This was a poem that was prompted by a lesson I taught recently. Sometimes we use images as a prompt when doing creative writing. We’ve been doing it recently with Years 10 and 11; giving them an image and discussing what we can see and how we might describe it as well as getting them to think about what you might hear there, how it might feel etc. The aim here was to be able to give them a way into a narrative, a place to start before they began building tension or drama or whatever else it was that they wanted to build in there.
The idea for the poem came when I was teaching a small intervention group and discussing an image with a student. We concentrated on the image at the top of this page. Once we’d done with our discussion I gave them time to write and given that it was in exam conditions, quickly found myself with little to do. So, I started jotting down notes about the image with the intention of adding them to the lesson for next time that I taught it.
The poem came later. I hadn’t yet used the notes, but came across them at the end of the day on a bit of paper while I was gathering up stray worksheets and stuff for recycling. I took it home – it was just some sentences and observations about the things in the image – and sat down with it later on to write the poem underneath.
Pushing Out to Sea As day breaks only the occasional whispered chatter of three tired fishermen, or a shambling step displacing pebbles on the track breaks the silence. Not quite day, not quite night, not quite still. At the shoreline they yawn and stretch before dragging their boats towards the shore and into the shallows, feet wet, limbs already aching. On the water, the light from each boat gives birth to a dappled golden fish reflected on the surface, stretching across the lake. Hopefully a good luck charm for a catch yet to come. The breaking sun spatters the dark of the sky with Jackson Pollock pinks, reds and oranges as a chill breeze welcomes the men to the water. Soon, the warmth of the sun will toast their bones again and make them feel alive.

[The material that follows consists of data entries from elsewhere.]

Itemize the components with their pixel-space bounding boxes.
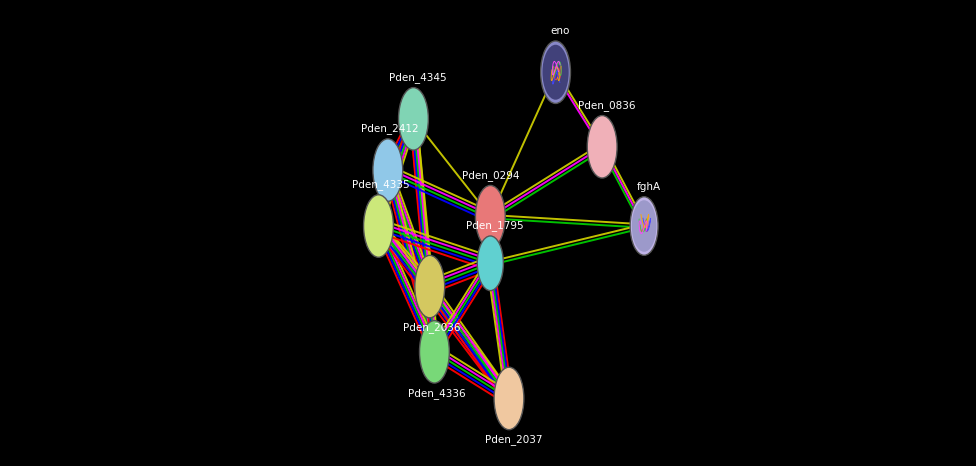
Text: Pden_2412: Pden_2412	[361, 123, 419, 134]
Text: Pden_1795: Pden_1795	[467, 220, 524, 231]
Text: Pden_4336: Pden_4336	[408, 388, 466, 398]
Text: Pden_4335: Pden_4335	[352, 179, 410, 190]
Ellipse shape	[398, 88, 428, 150]
Ellipse shape	[631, 200, 657, 252]
Ellipse shape	[588, 116, 617, 178]
Text: eno: eno	[550, 27, 570, 36]
Ellipse shape	[364, 195, 393, 257]
Text: Pden_4345: Pden_4345	[389, 72, 447, 83]
Text: Pden_0294: Pden_0294	[462, 170, 519, 181]
Text: Pden_0836: Pden_0836	[578, 100, 635, 111]
Ellipse shape	[630, 197, 658, 255]
Ellipse shape	[541, 41, 571, 103]
Text: Pden_2037: Pden_2037	[485, 434, 543, 445]
Ellipse shape	[494, 367, 524, 430]
Ellipse shape	[373, 139, 403, 201]
Text: Pden_2036: Pden_2036	[403, 322, 461, 333]
Text: fghA: fghA	[636, 182, 661, 192]
Ellipse shape	[475, 185, 506, 248]
Ellipse shape	[543, 45, 569, 100]
Ellipse shape	[420, 321, 449, 383]
Ellipse shape	[415, 255, 445, 318]
Ellipse shape	[477, 236, 504, 291]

I really liked the image. There was lots going on; the mountains in the background, the light on the water, the colours of the sky, the men and their boats. But as well as the image I found myself thinking about the sounds and what it would feel like to be there.
I decided to focus on the men and the reasons why they were there, deciding that this was work rather than some kind of hobby. I liked the idea of them making their way to the lake, still groggy from waking up and almost hypnotically going through the motions in order to get out on to the water. Sometimes, the body functions and then we look back and wonder exactly how we got to where we are. Or maybe that’s just me. I don’t mind mornings, but I find that I’m not the most sparkling company at that time of day and going through the motions is very much my way of operating until a certain point. This made me draw parallels with the fishermen and I decided that in the same way as a class coming in to my room can be like flicking a switch for me, they would only really switch on when they’d got to their destination and started fishing for the day. By that time, the sun would be up.
I didn’t want to write a long poem that took in their fishing simply because I haven’t much idea how they would go about fishing. It doesn’t look like a rod based activity, judging by the image, so I thought better of trying to guess. I was satisfied with what I’d got down up to that point and that the poem had quite a positive ending.